After wide receiver D'haquille "Duke" Williams was suspended for the Outback Bowl in January, he announced in an interview with AuburnTigers.com that he would return for his senior season to take care of "unfinished business."
That business will remain unfinished.
Williams has been dismissed from the Auburn football team, head coach Gus Malzahn announced Monday night.
"When individuals fail to meet the expectations of our program, there has to be consequences," Malzahn said in a statement from the athletic department. "I gave D’haquille the chance to prove himself. I am disappointed that it did not work out."
Malzahn and two players provided their thoughts on the situation at a press conference on Tuesday night.
“Any time you have to make a tough call and dismiss a player, it’s not easy," Malzahn said. "But at the same time, this is a team sport and you’re always going to think about the team first."
Malzahn refused to comment on the incident that led to Williams' dismissal, and he also would not specify if other players were involved.
When asked about Williams' reaction to the dismissal, Malzahn said only "not much."
As for the team's response, senior cornerback Jonathan Jones said the dismissal has had no effect on the team's attitude or goals moving forward.
"We want to try to keep all distractions out of the way and try to stay positive as a team," Jones said. "That was unfortunate, but as a team we have to come together and continue on. We still have the season to continue."
Senior wide receiver Jonathan Wallace was disappointed to see Williams go, but he added the dismissal is the best thing for the team.
"It’s kind of unfortunate what happened, but you got to draw the line somewhere," Wallace said. "We’ve moved forward, and everybody has handled it the right way. ... Personally, I love him to death.
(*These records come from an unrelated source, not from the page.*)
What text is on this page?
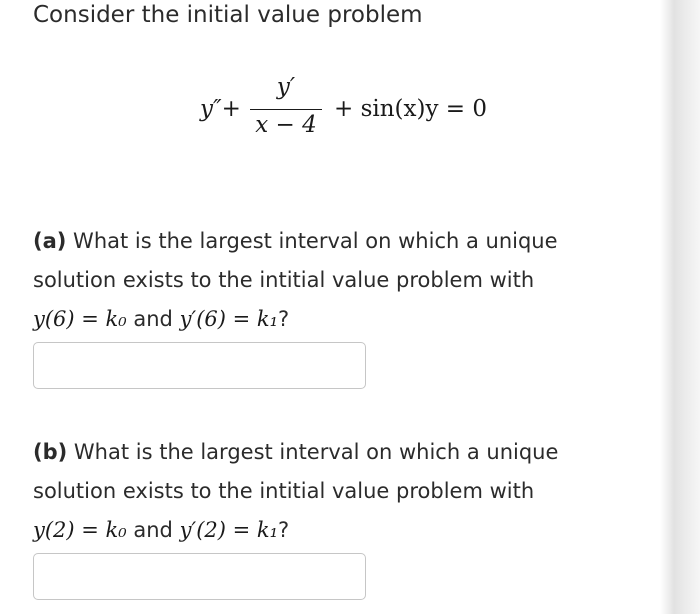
Consider the initial value problem
y″+
y′
x − 4
+ sin(x)y = 0
(a) What is the largest interval on which a unique
solution exists to the intitial value problem with
y(6) = k₀ and y′(6) = k₁?
(b) What is the largest interval on which a unique
solution exists to the intitial value problem with
y(2) = k₀ and y′(2) = k₁?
I’m sad to see that this had to take place, but it was needed to be done."
In the preseason, Williams was suspended for six days because of an undisclosed "discipline issue", but returned to start in Auburn's season opener against Louisville.
Malzahn said he does not regret the way he handled Williams' disciplinary issues in the past.
“I feel good about the process that led us up to this point," Malzahn said. "Like I said, the biggest thing is you’re disappointed when you have to get rid of a player. You hope that things would be different and you hope that he would’ve responded differently.”
Despite the rash of off-the-field issues Williams faced during his time at Auburn, Jones insisted the receiver was never a distraction.
"All teams are going to have people get in trouble and things happen on and off the field," Jones said. "But it’s up to the team to come together and put that to the side and say ‘Hey, we’re going to focus on football.’ We’ve always been able to do that.”
Williams transferred to Auburn in 2014 from Mississippi Gulf Coast Community College, and immediately cemented himself as one of the top receivers in the country.
He finished with 45 catches for 730 yards and five touchdowns in ten games in 2014, but was limited significantly this season, catching only 12 passes for 147 yards and a touchdown.
Despite the disappointing end to his time at Auburn, Malzahn believes Williams' decision to attend Auburn was a good one.
“I’ve seen him grow as a person when he was here," Malzahn said. "I think this place was good for him, and we wish him nothing but the best in the future.”